Diana Clements's avatar

These arguments would work in a world dominated only by reason, where all patients and all doctors understand completely the evidence presented and the risk of each next step in the treatment plan. If you follow this, then all current evidence should be presented for all medical decisions - not only those for screening. It would mean every time a doctor recommends Ibuprofen for muscle aches or fever he/she should explain in detail that 1 in about 100,000 people taking ibuprofen can develop acute renal failure, and list of all the other complications that could appear with their associated risk. In the spirit of justice, it should also be included in all our daily activities - because health is a whole person and entire day thing. For example a reminder every time you start your car that the risk of death is about 1 in 100, and the risk of an accident in the next 1,000 miles is 1 in 366 people, and then all the relevant statistics for how much money the average car accident costs. All of this is evidence is reasonable and needed to make sure people make an adequate and informed decision about driving to work that day, weighing the benefits and risks involved.

The problem with a purely rational view of life and medicine is that we are not all rational beings. Even Plato recognized that there’s spirit and appetite also, apart from reason. The reality is that no matter how smart someone is, or how much knowledge they have, the perception of risk for their own person is intrinsically connected to emotion, experiences, values and beliefs. None of these are stagnant - because unlike the absolute numeric risk of an adverse event - but are changing constantly, sometimes even from one day to the next. The numbers on PSA screening might mean something for me today, but tomorrow, after my 50 year old brother in law got diagnosed with a very aggressive, thankfully still incapsulated, prostate cancer based on a random screening PSA - these numbers will mean something different, because I’ve seen and felt what being that 1 in 366 is.

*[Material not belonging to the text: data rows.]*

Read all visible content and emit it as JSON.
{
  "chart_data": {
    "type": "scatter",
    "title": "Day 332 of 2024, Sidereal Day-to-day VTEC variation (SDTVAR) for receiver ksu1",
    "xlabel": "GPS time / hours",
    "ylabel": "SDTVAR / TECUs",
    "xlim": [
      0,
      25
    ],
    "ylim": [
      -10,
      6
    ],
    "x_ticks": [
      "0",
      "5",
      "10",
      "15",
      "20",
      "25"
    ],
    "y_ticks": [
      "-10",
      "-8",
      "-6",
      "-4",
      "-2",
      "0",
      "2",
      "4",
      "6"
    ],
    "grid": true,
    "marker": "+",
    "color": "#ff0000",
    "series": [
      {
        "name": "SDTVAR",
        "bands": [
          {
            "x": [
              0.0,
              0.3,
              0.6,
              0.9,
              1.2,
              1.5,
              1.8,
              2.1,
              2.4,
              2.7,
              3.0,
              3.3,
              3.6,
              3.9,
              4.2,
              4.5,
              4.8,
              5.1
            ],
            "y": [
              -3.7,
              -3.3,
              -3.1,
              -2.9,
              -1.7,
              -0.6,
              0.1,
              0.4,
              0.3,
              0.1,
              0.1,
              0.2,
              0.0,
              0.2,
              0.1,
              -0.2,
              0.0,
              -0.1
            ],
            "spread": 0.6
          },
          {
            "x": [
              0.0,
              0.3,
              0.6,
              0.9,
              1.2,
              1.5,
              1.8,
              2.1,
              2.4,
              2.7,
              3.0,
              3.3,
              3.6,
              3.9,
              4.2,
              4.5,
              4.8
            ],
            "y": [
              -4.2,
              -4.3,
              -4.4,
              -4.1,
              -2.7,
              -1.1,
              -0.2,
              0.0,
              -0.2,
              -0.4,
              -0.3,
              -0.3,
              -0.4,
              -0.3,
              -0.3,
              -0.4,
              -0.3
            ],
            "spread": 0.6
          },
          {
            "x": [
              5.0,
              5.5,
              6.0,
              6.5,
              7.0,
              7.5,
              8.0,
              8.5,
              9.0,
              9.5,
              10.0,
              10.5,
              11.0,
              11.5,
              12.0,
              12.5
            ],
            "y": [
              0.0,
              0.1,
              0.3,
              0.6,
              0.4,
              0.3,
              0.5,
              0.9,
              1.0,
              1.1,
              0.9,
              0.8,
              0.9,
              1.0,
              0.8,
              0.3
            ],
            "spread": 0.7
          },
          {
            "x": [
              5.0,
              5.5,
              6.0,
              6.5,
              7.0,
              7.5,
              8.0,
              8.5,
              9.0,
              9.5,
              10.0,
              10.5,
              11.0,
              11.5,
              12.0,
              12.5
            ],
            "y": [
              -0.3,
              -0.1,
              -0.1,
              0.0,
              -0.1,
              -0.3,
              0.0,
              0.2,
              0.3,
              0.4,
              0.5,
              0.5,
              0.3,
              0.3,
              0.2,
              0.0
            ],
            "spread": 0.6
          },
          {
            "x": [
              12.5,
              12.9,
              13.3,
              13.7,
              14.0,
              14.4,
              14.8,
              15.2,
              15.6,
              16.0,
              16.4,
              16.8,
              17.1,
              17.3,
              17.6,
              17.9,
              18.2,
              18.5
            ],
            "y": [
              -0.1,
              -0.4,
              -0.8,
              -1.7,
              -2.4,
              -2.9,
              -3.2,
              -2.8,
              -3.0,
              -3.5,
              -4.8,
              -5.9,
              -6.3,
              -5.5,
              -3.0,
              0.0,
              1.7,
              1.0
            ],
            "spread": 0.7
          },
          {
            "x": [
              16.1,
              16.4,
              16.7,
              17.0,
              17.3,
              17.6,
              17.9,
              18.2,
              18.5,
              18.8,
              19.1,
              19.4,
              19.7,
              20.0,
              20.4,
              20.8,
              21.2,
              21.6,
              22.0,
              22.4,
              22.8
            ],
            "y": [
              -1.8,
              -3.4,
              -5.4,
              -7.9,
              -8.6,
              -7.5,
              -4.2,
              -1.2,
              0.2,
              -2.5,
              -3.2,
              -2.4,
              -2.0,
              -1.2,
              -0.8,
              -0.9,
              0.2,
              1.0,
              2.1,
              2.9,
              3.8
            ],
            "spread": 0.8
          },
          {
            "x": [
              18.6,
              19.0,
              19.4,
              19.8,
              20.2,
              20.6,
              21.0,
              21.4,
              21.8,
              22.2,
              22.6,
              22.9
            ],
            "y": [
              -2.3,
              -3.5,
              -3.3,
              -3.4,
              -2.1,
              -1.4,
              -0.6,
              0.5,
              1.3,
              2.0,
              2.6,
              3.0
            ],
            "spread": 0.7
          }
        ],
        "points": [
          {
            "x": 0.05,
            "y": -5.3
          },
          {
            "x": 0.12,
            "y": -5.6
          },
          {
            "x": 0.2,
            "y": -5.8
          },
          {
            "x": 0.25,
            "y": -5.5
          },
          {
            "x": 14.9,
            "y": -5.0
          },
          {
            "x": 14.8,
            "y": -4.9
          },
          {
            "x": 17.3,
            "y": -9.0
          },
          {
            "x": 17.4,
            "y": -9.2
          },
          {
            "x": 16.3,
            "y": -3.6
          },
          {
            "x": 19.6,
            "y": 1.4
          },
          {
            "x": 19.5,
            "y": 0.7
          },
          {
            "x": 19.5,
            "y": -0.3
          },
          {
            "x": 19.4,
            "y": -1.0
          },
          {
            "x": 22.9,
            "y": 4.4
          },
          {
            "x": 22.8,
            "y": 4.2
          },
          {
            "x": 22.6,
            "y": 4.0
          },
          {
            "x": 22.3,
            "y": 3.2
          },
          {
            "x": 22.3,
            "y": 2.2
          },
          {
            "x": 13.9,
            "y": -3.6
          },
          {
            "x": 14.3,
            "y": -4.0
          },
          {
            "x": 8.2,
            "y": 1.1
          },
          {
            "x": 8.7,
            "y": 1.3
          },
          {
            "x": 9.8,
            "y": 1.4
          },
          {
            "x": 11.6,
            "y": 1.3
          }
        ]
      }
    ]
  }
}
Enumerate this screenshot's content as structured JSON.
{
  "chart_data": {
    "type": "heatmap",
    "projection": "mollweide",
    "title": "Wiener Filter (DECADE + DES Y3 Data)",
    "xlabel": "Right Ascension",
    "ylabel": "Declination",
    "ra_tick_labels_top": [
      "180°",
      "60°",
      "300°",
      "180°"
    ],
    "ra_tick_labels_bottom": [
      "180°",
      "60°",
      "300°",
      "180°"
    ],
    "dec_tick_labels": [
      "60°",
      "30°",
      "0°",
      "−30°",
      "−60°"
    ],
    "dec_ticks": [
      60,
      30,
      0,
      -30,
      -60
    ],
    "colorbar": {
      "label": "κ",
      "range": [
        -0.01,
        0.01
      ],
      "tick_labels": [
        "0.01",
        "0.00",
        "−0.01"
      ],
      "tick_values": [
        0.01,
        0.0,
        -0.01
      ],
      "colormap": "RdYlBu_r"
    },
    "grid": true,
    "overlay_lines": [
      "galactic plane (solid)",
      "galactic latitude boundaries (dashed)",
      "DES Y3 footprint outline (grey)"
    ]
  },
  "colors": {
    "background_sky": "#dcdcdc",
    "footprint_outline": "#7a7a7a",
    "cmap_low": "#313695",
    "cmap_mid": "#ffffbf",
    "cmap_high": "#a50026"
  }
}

The other problem is that your average patient doesn’t want to make all healthcare decisions themselves. Part of a good doctor patient relationship is the partial transference of some autonomy that comes with trusting the doctor, and allowing him/her to make some decisions, while sharing some others. This is a crucial component of medicine, that is implicitly understood by all. Me as a patient (even very well informed one as a physician myself) could not bear the weight of being responsible for the entirety of every single medical decision based on EBM, without having a trusted doctor who makes recommendations in a more qualitative way.

In the end, the core of shared decision making is not to communicate rational facts, but to do it in the context of the values and preferences of the patient. That context, the relationship with the doctor and human connection that allows SDM to occur are important and, in my opinion, is one of the reasons physicians won’t be replaced by AI, at least not for the foreseeable future.

Davea1969@yahoo.com's avatar

No, the risk of dying every time you start your car is not 1 in a 100. If that were true, no one would drive.

M Makous's avatar

Yes, in an otherwise excellent comment that number is a head scratcher. Diana missed a few zeroes there. The risk of death of driving an automobile in the USA is around one per 70 million miles.